The CVE-2022-44698 zero-day vulnerability was actively exploited in several attacks that delivered Magniber ransomware and Qbot malware payloads.
How Did Threat Actors Exploit the Windows Zero-day?
According to cyber researchers, malicious stand-alone JavaScript files were used for exploiting the CVE-2022-44698 zero-day, in order to go around Mark-of-the-Web security warnings that Windows displayed to prevent its users that something was wrong.
An attacker can craft a malicious file that would evade Mark of the Web (MOTW) defenses, resulting in a limited loss of integrity and availability of security features such as Protected View in Microsoft Office, which rely on MOTW tagging
Microsoft said the vulnerability could only be exploited over three instances:
- The threat actor hosts a malicious site that exploits the bypass in a web-based attack
- Through an email or instant message that would contain a specially crafted URL file to exploit the bypass
- Through websites that are either compromised, accept, or host the content provided by users that could hold specially crafted content to exploit the security feature bypass.

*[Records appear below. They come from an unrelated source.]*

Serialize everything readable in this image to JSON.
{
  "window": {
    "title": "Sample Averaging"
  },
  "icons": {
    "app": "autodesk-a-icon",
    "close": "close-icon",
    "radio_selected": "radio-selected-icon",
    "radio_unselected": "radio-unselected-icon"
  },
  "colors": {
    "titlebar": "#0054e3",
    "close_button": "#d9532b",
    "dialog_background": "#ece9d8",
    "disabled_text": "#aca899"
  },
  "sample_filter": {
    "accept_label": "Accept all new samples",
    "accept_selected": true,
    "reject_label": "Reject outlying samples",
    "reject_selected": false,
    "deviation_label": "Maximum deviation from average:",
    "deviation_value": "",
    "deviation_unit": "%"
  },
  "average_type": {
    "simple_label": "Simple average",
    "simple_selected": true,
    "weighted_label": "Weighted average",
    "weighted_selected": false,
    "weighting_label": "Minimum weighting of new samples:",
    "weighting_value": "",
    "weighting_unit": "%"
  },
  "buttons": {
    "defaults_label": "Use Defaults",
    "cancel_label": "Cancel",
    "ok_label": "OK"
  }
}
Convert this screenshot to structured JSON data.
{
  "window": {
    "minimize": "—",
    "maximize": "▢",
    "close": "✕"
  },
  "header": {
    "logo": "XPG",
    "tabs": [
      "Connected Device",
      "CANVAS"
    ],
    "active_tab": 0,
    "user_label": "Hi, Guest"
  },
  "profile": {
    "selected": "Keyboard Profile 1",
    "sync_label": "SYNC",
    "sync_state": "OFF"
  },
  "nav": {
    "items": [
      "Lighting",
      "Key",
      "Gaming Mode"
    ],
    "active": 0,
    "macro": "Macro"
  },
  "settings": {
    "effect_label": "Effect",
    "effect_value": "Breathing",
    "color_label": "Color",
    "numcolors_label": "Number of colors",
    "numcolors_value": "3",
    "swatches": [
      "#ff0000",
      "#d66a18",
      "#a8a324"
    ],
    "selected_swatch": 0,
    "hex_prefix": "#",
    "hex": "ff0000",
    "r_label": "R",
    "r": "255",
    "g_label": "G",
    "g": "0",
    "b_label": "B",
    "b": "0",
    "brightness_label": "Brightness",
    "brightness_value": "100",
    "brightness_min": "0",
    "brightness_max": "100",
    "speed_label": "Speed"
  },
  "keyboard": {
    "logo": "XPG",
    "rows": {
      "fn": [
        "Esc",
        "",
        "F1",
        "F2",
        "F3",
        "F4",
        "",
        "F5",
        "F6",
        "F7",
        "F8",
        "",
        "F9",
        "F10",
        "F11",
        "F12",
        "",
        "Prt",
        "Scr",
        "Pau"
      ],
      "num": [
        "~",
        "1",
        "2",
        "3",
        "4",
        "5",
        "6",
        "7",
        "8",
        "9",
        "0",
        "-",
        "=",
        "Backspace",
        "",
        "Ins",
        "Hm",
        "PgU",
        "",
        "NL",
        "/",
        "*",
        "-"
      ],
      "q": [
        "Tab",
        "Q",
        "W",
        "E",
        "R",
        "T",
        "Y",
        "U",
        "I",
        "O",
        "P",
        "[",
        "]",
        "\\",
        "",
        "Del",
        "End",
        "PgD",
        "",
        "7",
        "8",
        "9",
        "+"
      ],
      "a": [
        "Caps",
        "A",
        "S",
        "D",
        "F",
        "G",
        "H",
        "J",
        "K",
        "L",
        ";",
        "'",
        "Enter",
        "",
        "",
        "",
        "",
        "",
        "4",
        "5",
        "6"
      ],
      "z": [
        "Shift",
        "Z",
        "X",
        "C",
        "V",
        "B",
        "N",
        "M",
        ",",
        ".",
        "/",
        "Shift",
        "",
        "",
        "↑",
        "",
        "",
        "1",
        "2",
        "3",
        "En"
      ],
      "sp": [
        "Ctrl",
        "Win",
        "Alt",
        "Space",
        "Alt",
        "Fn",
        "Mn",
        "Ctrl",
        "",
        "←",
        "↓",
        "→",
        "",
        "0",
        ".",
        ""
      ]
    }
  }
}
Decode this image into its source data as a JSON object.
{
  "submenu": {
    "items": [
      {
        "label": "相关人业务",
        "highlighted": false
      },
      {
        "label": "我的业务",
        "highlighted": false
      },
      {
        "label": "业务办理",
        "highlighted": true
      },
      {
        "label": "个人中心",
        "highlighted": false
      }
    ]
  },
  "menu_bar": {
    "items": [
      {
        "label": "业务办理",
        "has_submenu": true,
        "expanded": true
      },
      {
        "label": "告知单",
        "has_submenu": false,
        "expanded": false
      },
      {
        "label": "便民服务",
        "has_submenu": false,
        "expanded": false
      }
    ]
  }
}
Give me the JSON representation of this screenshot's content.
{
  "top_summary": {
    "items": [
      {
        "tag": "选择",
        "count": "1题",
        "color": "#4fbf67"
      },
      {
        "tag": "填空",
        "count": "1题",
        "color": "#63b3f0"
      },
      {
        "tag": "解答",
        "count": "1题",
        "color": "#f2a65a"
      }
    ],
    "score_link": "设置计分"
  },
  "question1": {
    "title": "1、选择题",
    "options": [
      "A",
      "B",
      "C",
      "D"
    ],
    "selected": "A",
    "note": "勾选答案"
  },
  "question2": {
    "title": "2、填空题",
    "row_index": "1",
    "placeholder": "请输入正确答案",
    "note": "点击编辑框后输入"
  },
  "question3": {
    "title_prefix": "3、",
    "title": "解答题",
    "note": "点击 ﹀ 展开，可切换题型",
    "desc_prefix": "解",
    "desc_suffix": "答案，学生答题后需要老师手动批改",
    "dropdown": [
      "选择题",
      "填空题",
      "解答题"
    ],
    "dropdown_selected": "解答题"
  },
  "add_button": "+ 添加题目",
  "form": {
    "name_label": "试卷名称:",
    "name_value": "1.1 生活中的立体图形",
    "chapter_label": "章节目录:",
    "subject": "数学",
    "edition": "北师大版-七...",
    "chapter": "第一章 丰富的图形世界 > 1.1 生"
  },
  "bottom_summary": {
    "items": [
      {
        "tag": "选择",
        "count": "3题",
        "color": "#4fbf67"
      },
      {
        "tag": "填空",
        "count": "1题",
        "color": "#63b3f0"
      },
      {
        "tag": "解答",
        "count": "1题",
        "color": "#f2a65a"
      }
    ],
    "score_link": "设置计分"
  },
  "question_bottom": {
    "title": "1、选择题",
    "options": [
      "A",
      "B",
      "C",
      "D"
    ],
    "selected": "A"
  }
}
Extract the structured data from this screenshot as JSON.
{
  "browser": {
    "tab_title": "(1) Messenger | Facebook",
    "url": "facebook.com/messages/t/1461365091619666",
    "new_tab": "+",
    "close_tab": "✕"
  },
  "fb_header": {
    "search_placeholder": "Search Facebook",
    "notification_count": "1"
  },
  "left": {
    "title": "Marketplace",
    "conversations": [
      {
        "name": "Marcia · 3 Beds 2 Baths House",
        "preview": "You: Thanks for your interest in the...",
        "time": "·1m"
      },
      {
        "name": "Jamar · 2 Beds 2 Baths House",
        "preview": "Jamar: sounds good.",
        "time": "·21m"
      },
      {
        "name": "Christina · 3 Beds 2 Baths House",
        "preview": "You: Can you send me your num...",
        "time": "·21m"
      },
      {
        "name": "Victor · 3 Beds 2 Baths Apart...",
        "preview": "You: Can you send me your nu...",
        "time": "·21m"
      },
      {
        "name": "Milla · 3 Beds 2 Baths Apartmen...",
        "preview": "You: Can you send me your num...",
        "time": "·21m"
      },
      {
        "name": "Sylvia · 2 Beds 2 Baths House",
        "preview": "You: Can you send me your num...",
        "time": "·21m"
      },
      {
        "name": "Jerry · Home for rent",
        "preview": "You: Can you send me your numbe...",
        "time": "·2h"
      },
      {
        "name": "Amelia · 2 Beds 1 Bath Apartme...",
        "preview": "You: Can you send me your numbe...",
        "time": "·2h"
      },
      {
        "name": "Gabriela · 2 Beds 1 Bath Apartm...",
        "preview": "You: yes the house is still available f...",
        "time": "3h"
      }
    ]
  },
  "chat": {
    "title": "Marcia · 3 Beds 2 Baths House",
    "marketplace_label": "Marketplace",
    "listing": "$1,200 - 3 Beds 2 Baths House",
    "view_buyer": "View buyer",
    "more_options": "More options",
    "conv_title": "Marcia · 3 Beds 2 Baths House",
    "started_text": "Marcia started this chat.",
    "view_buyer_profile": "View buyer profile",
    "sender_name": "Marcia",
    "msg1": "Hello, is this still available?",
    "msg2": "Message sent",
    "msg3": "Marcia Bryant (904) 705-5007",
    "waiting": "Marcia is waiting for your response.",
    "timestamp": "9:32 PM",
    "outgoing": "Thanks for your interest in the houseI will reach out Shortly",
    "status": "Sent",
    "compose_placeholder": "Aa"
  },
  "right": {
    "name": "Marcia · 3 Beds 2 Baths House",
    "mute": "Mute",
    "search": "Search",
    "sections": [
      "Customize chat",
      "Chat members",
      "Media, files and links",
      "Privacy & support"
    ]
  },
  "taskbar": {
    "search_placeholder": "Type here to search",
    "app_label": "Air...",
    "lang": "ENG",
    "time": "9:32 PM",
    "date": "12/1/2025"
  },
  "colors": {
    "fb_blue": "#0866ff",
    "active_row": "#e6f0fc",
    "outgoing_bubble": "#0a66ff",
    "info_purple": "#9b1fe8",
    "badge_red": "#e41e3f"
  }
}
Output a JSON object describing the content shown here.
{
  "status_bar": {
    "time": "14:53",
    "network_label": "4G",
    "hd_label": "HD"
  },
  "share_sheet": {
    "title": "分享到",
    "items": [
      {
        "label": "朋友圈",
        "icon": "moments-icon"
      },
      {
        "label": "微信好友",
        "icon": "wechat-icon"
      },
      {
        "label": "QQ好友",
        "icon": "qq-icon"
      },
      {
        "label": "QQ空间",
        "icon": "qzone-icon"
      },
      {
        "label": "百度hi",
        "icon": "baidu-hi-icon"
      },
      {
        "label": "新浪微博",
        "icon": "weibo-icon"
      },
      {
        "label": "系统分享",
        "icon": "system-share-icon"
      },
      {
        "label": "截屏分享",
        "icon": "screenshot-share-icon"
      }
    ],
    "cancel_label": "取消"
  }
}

No matter the method of choice, threat actors had to deceive their targets to open the malicious files or access the attacker-controlled websites with CVE-2022-44698 exploits.
Attacks That Used the CVE-2022-44698 Vulnerability
In October, HP’s threat intelligence team reported the discovery of phishing attacks that stand-alone JS JavaScript files were delivering Magniber ransomware.
The SmartCheck was tricked to allow the malicious files to execute with no warning being displayed and install the Magniber ransomware, although it was MoTW flagged.
The same Windows zero-day was exploited during November for phishing attacks that successfully dropped Qbot malware without any MOTW warnings being displayed.
Cyber researchers claim that the same malformed key used in the Magniber ransomware attacks was used for the JS files used in the QBot phishing campaign.